Ketua DPR Minta Aparat Netral di tempat pemilihan gubernur 2024: Rakyat Harus Merdeka Memilih
JAKARTA – Ketua DPR Puan Maharani mengingatkan agar pemungutan ucapan Pemilihan Kepala Daerah Serentak 2024 yang mana akan berlangsung hari Rabu, 27 November besok, sanggup berjalan dengan jujur kemudian adil (Jurdil). Puan berharap, seluruh rakyat Indonesia mampu secara bebas memilih calon pemimpin dalam daerahnya.
“Pilkada merupakan salah satu wujud demokrasi di dalam Indonesia pada mana rakyat akan menentukan calon-calon pemimpin daerahnya. Ini adalah adalah momen pesta rakyat yang digunakan harus dijalani dengan gembira dan juga sukacita,” kata Puan, Selasa (26/11/2024).
Puan berpesan terhadap KPU juga Bawaslu agar dapat menyelenggarakan pilkada dengan baik. Puan meminta-minta untuk dapat memverifikasi semua proses Pemilihan Kepala Daerah yang akan dilangsungkan serentak di dalam 545 wilayah berjalan dengan lancar kemudian aman. “Pihak keamanan juga harus dapat menjamin stabilitas dalam setiap tempat yang mana menjalankan Pilkada,” ujarnya.

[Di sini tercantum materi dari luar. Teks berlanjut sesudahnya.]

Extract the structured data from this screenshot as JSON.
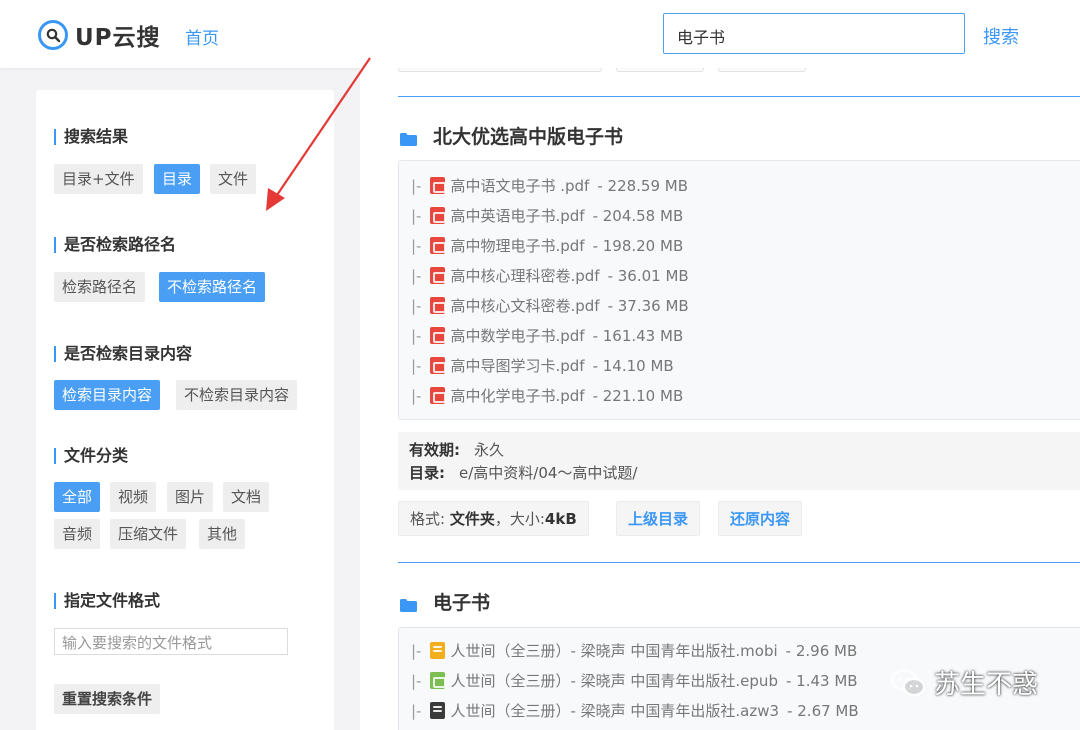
{
  "app": {
    "logo_text": "UP云搜",
    "nav_home": "首页",
    "search_value": "电子书",
    "search_button": "搜索",
    "accent_color": "#3b97f5"
  },
  "sidebar": {
    "sections": [
      {
        "title": "搜索结果",
        "options": [
          {
            "label": "目录+文件",
            "active": false
          },
          {
            "label": "目录",
            "active": true
          },
          {
            "label": "文件",
            "active": false
          }
        ]
      },
      {
        "title": "是否检索路径名",
        "options": [
          {
            "label": "检索路径名",
            "active": false
          },
          {
            "label": "不检索路径名",
            "active": true
          }
        ]
      },
      {
        "title": "是否检索目录内容",
        "options": [
          {
            "label": "检索目录内容",
            "active": true
          },
          {
            "label": "不检索目录内容",
            "active": false
          }
        ]
      },
      {
        "title": "文件分类",
        "options": [
          {
            "label": "全部",
            "active": true
          },
          {
            "label": "视频",
            "active": false
          },
          {
            "label": "图片",
            "active": false
          },
          {
            "label": "文档",
            "active": false
          },
          {
            "label": "音频",
            "active": false
          },
          {
            "label": "压缩文件",
            "active": false
          },
          {
            "label": "其他",
            "active": false
          }
        ]
      },
      {
        "title": "指定文件格式"
      }
    ],
    "format_placeholder": "输入要搜索的文件格式",
    "reset_button": "重置搜索条件"
  },
  "results": [
    {
      "title": "北大优选高中版电子书",
      "prefix": "|-",
      "files": [
        {
          "name": "高中语文电子书 .pdf",
          "size": "- 228.59 MB",
          "icon": "pdf-icon"
        },
        {
          "name": "高中英语电子书.pdf",
          "size": "- 204.58 MB",
          "icon": "pdf-icon"
        },
        {
          "name": "高中物理电子书.pdf",
          "size": "- 198.20 MB",
          "icon": "pdf-icon"
        },
        {
          "name": "高中核心理科密卷.pdf",
          "size": "- 36.01 MB",
          "icon": "pdf-icon"
        },
        {
          "name": "高中核心文科密卷.pdf",
          "size": "- 37.36 MB",
          "icon": "pdf-icon"
        },
        {
          "name": "高中数学电子书.pdf",
          "size": "- 161.43 MB",
          "icon": "pdf-icon"
        },
        {
          "name": "高中导图学习卡.pdf",
          "size": "- 14.10 MB",
          "icon": "pdf-icon"
        },
        {
          "name": "高中化学电子书.pdf",
          "size": "- 221.10 MB",
          "icon": "pdf-icon"
        }
      ],
      "validity_label": "有效期:",
      "validity_value": "永久",
      "dir_label": "目录:",
      "dir_value": "e/高中资料/04～高中试题/",
      "format_prefix": "格式:",
      "format_value": "文件夹",
      "size_prefix": "，大小:",
      "size_value": "4kB",
      "parent_link": "上级目录",
      "restore_link": "还原内容"
    },
    {
      "title": "电子书",
      "prefix": "|-",
      "files": [
        {
          "name": "人世间（全三册）- 梁晓声 中国青年出版社.mobi",
          "size": "- 2.96 MB",
          "icon": "mobi-icon"
        },
        {
          "name": "人世间（全三册）- 梁晓声 中国青年出版社.epub",
          "size": "- 1.43 MB",
          "icon": "epub-icon"
        },
        {
          "name": "人世间（全三册）- 梁晓声 中国青年出版社.azw3",
          "size": "- 2.67 MB",
          "icon": "azw3-icon"
        }
      ]
    }
  ],
  "watermark": "苏生不惑"
}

Puan berpesan agar semua pihak menjunjung tinggi etika urusan politik pada Pilkada. Ia juga menekankan pentingnya aparat menjaga netralitas pada pelaksanaan pilkada besok.
“Masyarakat menaruh harapan besar agar pilkada berjalan dengan jurdil. Kami berharap pihak-pihak yang mana berkepentingan menjaga komitmennya untuk memverifikasi pemilihan gubernur berlangsung dengan lancar,” tuturnya.
Puan mengutip data milik Komisi Aparatur Sipil Negara (KASN) yang tersebut mencatatkan ada 403 laporan terkait dugaan pelanggaran netralitas ASN, di tempat mana 183 dalam antaranya terbukti melakukan pelanggaran. Untuk itu, Puan menggerakkan publik untuk melapor apabila ada dugaan pelanggaran terkait netralitas aparat.
“TNI-Polri serta ASN harus teguh mengikuti aturan, netralitas harus dijaga. Publik sanggup melapor bila menemukan indikasi pelanggaran. Rekam juga foto untuk menjadi bukti. Partisipasi rakyat dibutuhkan untuk menjaga pesta demokrasi ini berjalan dengan berkualitas,” kata Puan.
Di sisi lain, Puan juga menggalakkan pasangan calon (paslon) dan juga partai-partai pendukungnya untuk meyakinkan Pemilihan Kepala Daerah dapat berjalan sesuai nilai-nilai demokrasi.